ARTICLE X ORDINATION

All future Clergy Ordinations shall be reviewed and approved by a majority vote of the Board of Directors after receiving designation as Candidate and a recommendation for Ordination from the Council of Three.


ARTICLE XI CORPORATE SEAL EXECUTION OF INSTRUMENTS

The church shall not have a corporate seal. All instruments that are executed on behalf of the church, must be approved in writing by the Council of Three, in a written letter of approval to proceed with execution. All instruments executed by the church, including a release of mortgage or lien, may be executed by the President and Secretary. Notwithstanding the preceding provisions of this section, any written instrument may be executed by any officer(s) or agent(s) that are specifically designated by a written resolution of the Council of Three.


ARTICLE XII AMENDMENT TO BYLAWS

The bylaws may be amended, altered, or repealed by the Council of Three.

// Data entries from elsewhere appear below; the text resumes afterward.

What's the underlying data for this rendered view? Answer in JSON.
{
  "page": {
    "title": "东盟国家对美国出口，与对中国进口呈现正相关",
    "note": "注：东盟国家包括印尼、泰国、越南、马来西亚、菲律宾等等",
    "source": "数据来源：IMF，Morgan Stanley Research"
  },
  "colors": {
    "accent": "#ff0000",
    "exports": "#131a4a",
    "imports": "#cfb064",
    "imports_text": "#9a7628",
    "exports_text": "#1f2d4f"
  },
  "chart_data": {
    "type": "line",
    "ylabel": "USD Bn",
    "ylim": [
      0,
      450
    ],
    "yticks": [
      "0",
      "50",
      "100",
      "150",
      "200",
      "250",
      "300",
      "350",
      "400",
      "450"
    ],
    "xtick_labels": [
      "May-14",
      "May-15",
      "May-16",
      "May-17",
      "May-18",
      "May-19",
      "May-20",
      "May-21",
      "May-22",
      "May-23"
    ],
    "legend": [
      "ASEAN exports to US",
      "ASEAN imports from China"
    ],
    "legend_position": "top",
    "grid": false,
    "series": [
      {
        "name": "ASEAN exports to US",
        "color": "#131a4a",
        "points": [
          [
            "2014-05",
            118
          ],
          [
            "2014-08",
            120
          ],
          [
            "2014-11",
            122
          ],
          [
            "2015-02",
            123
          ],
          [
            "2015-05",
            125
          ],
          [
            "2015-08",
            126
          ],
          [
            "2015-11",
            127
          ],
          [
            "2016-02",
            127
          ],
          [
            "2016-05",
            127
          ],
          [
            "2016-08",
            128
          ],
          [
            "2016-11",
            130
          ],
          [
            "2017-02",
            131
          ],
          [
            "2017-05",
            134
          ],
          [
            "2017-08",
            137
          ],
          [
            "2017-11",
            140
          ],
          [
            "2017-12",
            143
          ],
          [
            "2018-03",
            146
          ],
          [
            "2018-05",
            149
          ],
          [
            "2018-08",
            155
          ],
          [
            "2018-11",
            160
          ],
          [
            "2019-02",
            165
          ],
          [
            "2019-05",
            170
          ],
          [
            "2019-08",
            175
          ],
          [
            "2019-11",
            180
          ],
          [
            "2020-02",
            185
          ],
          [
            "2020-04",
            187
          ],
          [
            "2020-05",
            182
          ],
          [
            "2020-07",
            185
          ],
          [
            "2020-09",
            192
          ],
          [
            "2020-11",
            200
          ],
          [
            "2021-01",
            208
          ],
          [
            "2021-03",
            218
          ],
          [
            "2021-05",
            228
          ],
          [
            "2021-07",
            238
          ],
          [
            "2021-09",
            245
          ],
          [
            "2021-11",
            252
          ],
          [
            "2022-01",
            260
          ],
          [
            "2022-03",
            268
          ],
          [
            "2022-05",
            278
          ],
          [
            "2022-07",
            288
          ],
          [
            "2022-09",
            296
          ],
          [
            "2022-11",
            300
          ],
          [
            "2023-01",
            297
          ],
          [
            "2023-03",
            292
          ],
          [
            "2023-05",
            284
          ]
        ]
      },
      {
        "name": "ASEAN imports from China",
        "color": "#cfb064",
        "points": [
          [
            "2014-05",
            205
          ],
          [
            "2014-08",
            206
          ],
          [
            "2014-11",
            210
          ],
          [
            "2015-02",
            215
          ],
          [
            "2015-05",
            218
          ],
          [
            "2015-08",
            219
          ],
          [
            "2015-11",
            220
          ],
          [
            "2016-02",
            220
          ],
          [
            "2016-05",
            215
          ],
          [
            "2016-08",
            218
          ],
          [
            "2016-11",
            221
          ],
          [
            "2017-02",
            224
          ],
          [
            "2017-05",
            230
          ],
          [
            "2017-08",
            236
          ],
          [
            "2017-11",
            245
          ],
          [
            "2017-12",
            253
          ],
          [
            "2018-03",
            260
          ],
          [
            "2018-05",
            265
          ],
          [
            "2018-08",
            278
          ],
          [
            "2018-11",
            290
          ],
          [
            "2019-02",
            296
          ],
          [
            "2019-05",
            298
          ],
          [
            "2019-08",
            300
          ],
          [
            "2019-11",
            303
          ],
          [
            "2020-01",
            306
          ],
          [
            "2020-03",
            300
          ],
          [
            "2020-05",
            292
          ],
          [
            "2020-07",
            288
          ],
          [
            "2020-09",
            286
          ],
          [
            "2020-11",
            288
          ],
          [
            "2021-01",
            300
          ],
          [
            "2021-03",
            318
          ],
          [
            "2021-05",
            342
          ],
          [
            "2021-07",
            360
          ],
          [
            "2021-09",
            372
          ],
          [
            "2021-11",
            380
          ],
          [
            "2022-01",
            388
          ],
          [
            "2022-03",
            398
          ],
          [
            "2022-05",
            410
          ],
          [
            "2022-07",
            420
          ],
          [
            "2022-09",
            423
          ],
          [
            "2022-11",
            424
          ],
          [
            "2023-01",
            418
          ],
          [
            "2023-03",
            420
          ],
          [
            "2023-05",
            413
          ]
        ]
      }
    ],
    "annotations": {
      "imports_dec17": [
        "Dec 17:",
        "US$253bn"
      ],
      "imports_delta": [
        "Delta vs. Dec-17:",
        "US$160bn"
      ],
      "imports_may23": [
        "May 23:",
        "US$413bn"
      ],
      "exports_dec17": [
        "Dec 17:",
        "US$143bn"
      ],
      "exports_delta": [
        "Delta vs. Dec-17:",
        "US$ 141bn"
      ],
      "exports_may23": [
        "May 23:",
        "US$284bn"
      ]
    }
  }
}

ARTICLE XIII INDEMNIFICATION

Any councilor, director, officer or executive officer, including all clergy who is involved in litigation by reason of his or her position as Councilor, Clergy, Director, Officer or Executive Officer of this church shall be indemnified and held harmless by the church to the fullest extent authorized by law as it now exists or may subsequently be amended (but, in the case of any such amendment, only to the extent that such amendment permits the church to provide broader indemnification rights).


ARTICLE XIV DISSOLUTION

The organization may be dissolved only with the authorization of its Council of Three given at a special meeting called for that purpose, and with the subsequent approval by no less than two-thirds (2/3) vote of the Board of Directors. In the event of the dissolution of the church, the assets shall be applied and distributed as follows:
All liabilities and obligations shall be paid, satisfied, and discharged, or adequate provision shall be made. Assets not held upon a condition requiring return, transfer, or conveyance to any other church or individual shall be distributed, transferred, or conveyed, in trust or otherwise, to a LGBTQ charitable and educational organization, organized under Section 501(c)(3) of the Internal Revenue Code of 1986, as amended, of a similar or like nature to this organization, as determined by the Council of Three.


Certification

Jan Cohen, President of All People All Truths House of Enlightenment, and Barbara C. Corcoran, Secretary of All People All Truths House of Enlightenment certify that the foregoing is a true and correct copy of the bylaws of the above-named church, which were written and approved by the Council of Three and duly adopted by the initial Board of Directors on August 27, 2020.
I certify that the foregoing is a true and correct copy of the above-named church's approved and duly adopted bylaws by the initial Board of Directors on August 27, 2020.